There is Life After the Thesis

After chronicling my thoughts, feelings, ideas, and experiences throughout the thesis process on this blog (formerly entitled Rites of a Thesis), it seemed odd to me to simply let the blog go just because I had turned in my thesis and graduated. I don't want to merely "shelve" my thesis nor do I want all that I got from my time at Naropa to lie dormant. I want my thesis to continue to live and breathe and become, and I would like all the teachings and experiences I had during my time at Naropa to do the same. So I am keeping the blog (changing the title), and am commiting to myself to (w)rite on as I journey forward.

Monday, January 25, 2010

Student Feedback Tells Me There is a Connection

I received an email from one of my students in response to a posting I had written on this blog. This particular student had asked if she could read my blog (she saw it one day at school), and I had given her the URL. I wasn't aware that she was continuing to read it. Here is what she wrote:

Wow Ms.Pitman, I really loved what you put about the universe giving you the message to speak to the highest within people. that was really encouraging for me, It made me think about how i can be really disrespectful to my friends and family, because I'm realizing that they are people too, with feelings and convictions, once I realize that, it is easier to follow the golden rule and do unto others as you would have them do unto you. i dont know if this was really the message you were trying to communicate to your blog readers but i sure got something out of it, Thanks!

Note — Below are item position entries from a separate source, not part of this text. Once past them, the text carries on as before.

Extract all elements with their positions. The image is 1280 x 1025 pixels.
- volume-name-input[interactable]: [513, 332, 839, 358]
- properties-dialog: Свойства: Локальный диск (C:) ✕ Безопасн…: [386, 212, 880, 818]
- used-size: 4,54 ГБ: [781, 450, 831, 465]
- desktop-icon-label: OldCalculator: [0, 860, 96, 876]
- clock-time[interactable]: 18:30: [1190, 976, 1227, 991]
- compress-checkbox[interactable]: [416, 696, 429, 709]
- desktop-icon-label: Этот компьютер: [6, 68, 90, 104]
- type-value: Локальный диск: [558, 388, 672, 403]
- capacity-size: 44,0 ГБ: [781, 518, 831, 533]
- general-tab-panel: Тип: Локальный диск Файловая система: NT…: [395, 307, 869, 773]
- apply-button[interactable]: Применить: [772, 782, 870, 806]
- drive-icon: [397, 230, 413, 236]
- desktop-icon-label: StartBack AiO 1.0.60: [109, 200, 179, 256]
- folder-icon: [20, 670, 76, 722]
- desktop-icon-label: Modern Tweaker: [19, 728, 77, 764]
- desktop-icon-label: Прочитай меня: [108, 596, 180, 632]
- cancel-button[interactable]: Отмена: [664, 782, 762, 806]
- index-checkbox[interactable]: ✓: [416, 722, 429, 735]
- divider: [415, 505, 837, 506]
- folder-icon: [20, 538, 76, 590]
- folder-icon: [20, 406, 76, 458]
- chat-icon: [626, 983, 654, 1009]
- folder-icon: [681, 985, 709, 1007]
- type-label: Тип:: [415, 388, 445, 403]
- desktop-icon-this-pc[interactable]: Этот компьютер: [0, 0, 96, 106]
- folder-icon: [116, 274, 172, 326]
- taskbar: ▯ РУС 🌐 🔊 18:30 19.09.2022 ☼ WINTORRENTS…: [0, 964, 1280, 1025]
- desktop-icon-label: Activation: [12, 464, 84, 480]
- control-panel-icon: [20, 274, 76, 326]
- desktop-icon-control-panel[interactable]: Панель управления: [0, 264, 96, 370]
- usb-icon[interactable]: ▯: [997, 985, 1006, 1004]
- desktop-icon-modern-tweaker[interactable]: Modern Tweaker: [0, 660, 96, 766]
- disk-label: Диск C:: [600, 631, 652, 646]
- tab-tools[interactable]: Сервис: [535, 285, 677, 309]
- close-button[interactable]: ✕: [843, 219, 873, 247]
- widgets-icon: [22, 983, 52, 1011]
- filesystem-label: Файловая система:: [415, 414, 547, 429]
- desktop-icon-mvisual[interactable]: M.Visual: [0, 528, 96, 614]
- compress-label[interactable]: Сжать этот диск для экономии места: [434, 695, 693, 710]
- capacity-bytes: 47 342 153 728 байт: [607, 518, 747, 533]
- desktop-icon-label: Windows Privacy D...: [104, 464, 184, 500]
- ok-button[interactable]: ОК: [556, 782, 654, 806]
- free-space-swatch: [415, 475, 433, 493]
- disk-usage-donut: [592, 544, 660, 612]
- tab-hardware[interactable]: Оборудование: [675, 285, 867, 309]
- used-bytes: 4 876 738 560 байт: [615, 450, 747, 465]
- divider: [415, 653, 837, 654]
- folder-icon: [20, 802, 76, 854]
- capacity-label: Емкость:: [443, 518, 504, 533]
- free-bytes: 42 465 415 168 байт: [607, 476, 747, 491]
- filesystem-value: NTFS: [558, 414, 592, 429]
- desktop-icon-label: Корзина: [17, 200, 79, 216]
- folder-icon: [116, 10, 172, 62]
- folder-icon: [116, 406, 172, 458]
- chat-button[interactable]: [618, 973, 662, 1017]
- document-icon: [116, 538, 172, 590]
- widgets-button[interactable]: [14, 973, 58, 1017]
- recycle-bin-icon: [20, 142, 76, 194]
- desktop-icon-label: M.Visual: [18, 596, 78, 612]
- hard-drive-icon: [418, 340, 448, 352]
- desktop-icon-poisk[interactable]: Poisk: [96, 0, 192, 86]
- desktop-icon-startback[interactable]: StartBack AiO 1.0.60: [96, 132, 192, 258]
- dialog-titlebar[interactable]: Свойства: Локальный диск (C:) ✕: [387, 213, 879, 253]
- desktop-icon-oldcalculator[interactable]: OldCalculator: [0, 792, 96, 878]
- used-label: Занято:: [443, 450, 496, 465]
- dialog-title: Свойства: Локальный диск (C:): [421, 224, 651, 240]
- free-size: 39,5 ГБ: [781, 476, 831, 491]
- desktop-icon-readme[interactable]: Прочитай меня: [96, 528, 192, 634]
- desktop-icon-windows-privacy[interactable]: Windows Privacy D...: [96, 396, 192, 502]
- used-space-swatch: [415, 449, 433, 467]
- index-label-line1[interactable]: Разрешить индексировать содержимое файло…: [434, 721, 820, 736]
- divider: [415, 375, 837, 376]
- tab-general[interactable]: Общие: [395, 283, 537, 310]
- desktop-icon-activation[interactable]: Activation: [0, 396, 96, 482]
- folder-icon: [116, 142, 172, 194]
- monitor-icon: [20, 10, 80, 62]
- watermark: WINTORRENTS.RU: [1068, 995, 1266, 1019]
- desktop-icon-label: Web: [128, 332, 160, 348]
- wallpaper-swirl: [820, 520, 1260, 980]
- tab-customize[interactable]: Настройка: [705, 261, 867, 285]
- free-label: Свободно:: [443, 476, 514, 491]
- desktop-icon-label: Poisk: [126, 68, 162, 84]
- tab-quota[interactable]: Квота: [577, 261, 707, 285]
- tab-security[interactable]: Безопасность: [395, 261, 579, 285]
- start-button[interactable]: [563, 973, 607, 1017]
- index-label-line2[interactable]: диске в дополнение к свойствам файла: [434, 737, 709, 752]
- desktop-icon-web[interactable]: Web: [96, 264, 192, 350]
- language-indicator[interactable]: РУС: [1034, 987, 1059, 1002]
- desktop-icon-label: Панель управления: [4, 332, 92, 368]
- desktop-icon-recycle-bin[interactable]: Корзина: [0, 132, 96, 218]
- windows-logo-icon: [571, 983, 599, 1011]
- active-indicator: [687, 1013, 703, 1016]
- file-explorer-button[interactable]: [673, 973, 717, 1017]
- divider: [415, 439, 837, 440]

There's also another thing, Ive been thinking alot lately about my future, what will i be, will I marry?. I also think about humankind's destiny and truth. i ask myself questions like, what is really true? (And a more recent one) is the right choice always the best? So I'm thinking that we should organize a club sorta thing for the sixth grade, which is kind of like humane letters, we discuss issues of past and future, we give our intake, we discuss books, but a very deep level. anyone can join. I would looooove to do this( being the nerd I am). Anyway, maybe you should think about it.

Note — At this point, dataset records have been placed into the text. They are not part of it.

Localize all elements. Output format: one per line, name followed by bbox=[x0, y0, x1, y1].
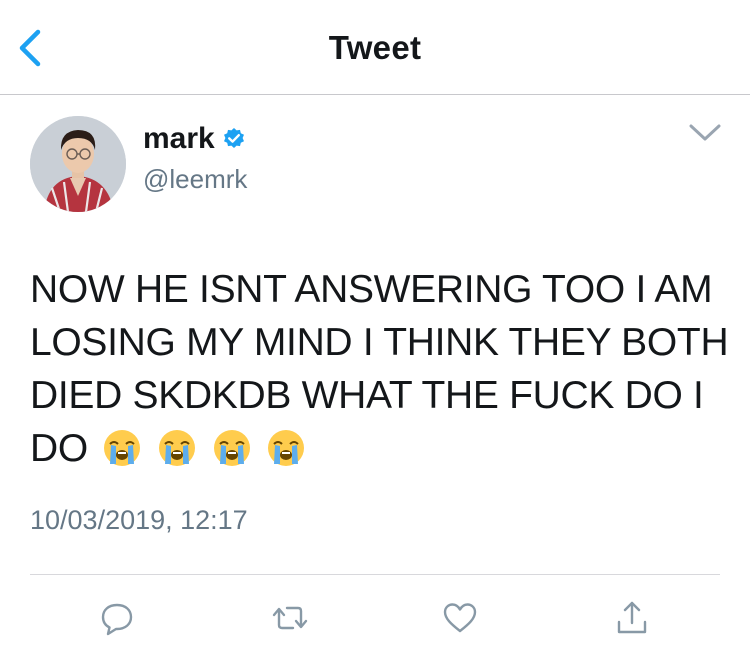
reply-icon bbox=[101, 603, 133, 636]
loudly-crying-face-icon bbox=[102, 428, 142, 468]
retweet-button[interactable] bbox=[268, 596, 312, 640]
top-bar: Tweet bbox=[0, 0, 750, 95]
loudly-crying-face-icon bbox=[212, 428, 252, 468]
divider bbox=[30, 574, 720, 575]
author-name[interactable]: mark bbox=[143, 122, 215, 156]
loudly-crying-face-icon bbox=[266, 428, 306, 468]
more-options-button[interactable] bbox=[688, 122, 722, 144]
tweet-body: NOW HE ISNT ANSWERING TOO I AM LOSING MY… bbox=[30, 263, 730, 475]
like-button[interactable] bbox=[438, 596, 482, 640]
loudly-crying-face-icon bbox=[157, 428, 197, 468]
author-handle[interactable]: @leemrk bbox=[143, 164, 247, 195]
verified-badge-icon bbox=[222, 127, 246, 151]
tweet-timestamp: 10/03/2019, 12:17 bbox=[30, 505, 248, 535]
page-title: Tweet bbox=[328, 29, 422, 66]
share-icon bbox=[617, 601, 647, 634]
retweet-icon bbox=[272, 606, 308, 630]
share-button[interactable] bbox=[610, 596, 654, 640]
reply-button[interactable] bbox=[95, 596, 139, 640]
chevron-down-icon bbox=[689, 124, 721, 141]
heart-icon bbox=[443, 603, 477, 633]
author-name-row[interactable]: mark bbox=[143, 122, 246, 156]
avatar[interactable] bbox=[30, 116, 126, 212]
action-bar bbox=[0, 596, 750, 646]
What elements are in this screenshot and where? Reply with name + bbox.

Here's the thing: this student is - quite obviously - a deep thinker. She is insightful, creative, and thinks in ways that are seemingly beyond her sixth grade years (by the way - she did, indeed, give me her permission to post her email here, sans her name). But for a student to be able to express herself to me in the way she does (and there have been other incidences where we have had conversations ranging from religion to personal family matters) - that tells me that she and I, as teacher and student and as person to person, have established a connection.

My sense is that this student feels safe enough to trust me with her very personal thoughts and feelings, and that tells me that our classroom atmosphere, created by the students and myself, is providing a forum for those connections to happen.

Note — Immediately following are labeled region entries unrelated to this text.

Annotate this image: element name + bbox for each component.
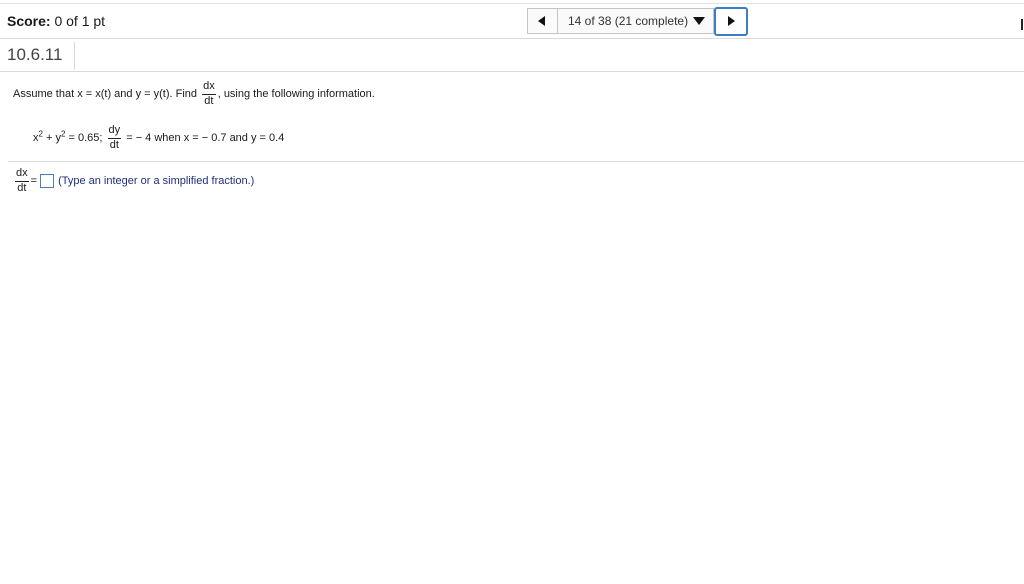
answer-input[interactable] <box>40 174 55 189</box>
header-bar: Score: 0 of 1 pt 14 of 38 (21 complete) <box>0 4 1024 39</box>
fraction-denominator: dt <box>204 94 214 107</box>
question-select-dropdown[interactable]: 14 of 38 (21 complete) <box>557 8 714 34</box>
caret-down-icon <box>693 17 706 25</box>
fraction-denominator: dt <box>109 138 119 151</box>
answer-dx-dt-fraction: dx dt <box>15 167 29 194</box>
question-id-divider <box>74 42 75 70</box>
question-prompt: Assume that x = x(t) and y = y(t). Find … <box>13 80 375 107</box>
question-id: 10.6.11 <box>7 45 63 64</box>
panel-edge-handle <box>1021 19 1023 30</box>
score-label: Score: <box>7 13 51 29</box>
question-progress-text: 14 of 38 (21 complete) <box>568 14 689 28</box>
score-value: 0 of 1 pt <box>54 13 106 29</box>
fraction-denominator: dt <box>17 181 27 194</box>
fraction-numerator: dy <box>107 124 122 139</box>
fraction-numerator: dx <box>202 80 216 95</box>
score: Score: 0 of 1 pt <box>7 13 105 29</box>
given-conditions: = − 4 when x = − 0.7 and y = 0.4 <box>126 131 285 144</box>
prompt-start-text: Assume that x = x(t) and y = y(t). Find <box>13 87 198 100</box>
prompt-end-text: , using the following information. <box>217 87 375 100</box>
triangle-right-icon <box>728 16 735 26</box>
dy-dt-fraction: dy dt <box>107 124 122 151</box>
answer-hint: (Type an integer or a simplified fractio… <box>58 175 255 188</box>
fraction-numerator: dx <box>15 167 29 182</box>
question-id-bar: 10.6.11 <box>0 38 1024 72</box>
answer-equals: = <box>30 175 38 188</box>
next-question-button[interactable] <box>714 7 748 36</box>
triangle-left-icon <box>538 16 545 26</box>
given-information: x2 + y2 = 0.65; dy dt = − 4 when x = − 0… <box>33 124 285 151</box>
section-divider <box>8 161 1024 162</box>
answer-row: dx dt = (Type an integer or a simplified… <box>13 167 255 194</box>
given-equation-value: = 0.65; <box>65 131 103 144</box>
dx-dt-fraction: dx dt <box>202 80 216 107</box>
given-plus-y: + y <box>42 131 61 144</box>
previous-question-button[interactable] <box>527 8 557 34</box>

To follow up, I talked with the above student today, and we are going to see what we can do to put together a discussion group that meets, perhaps, just one time per month. But I love the idea that she is enthused about starting something like this. Some of the dicsussions we have in Language Arts [my homeroom class] would go well past the hour allotted if they could. I have no doubt that some of my other students would be interested in a group where they could exchange ideas on a myriad of subjects.

With this connection, my sense is that deeper learning is indeed happening. A sense of wonder is being nurtured and depth of inquiry is being explored.

On Friday, after school, I was talking to a Parent/Board member out in the courtyard. I saw a male student from the other sixth grade class waiting to talk to me. When I was done with the parent, I turned and asked the student what I could do for him.

This particular student is taller than me (I'm 5'5") and is a bit gangly. As I stood with him in the courtyard last Friday afternoon, he stood with his hands in his pockets, shifting from one foot to the other, unable to look me in the eye. He said, "Well, I just wanted to say that I really like your methods." (I had no idea what he was referring to exactly - what I teach? How I teach? - but I didn't want to ask him because he seemed pretty uncomfortable as it was).

He went on: "And my family likes your methods. There's five of us in our house and we all agree: we like your methods." (Methods? I thought. What does he really mean by that? And he keeps using that word!) "Even my brother likes your methods," he continued. "We were talking about them last night, and...we were wondering if...maybe...maybe you would be willing to have a conversation with us about your...your methods."

I said, " ______, thank you so much for letting me know that. I would be happy to have a conversation sometime with you and your family." I squeezed his shoulder. He then patted mine, and said, "Well, good. Good. And have a good weekend."

I am still not sure what this student meant by "methods," but I was tickled that he would tell me, and I believe he was quite brave to let me know. I also figured, something is happening here: some kind of connection.

Both of the above interactions are - to me - worth noting because this means that some kind of emotional, as well as intellectual, connection is being made between (at least a few of) the students and myself. And, I would like to think it has a great deal to do with the rituals we practice in the classroom.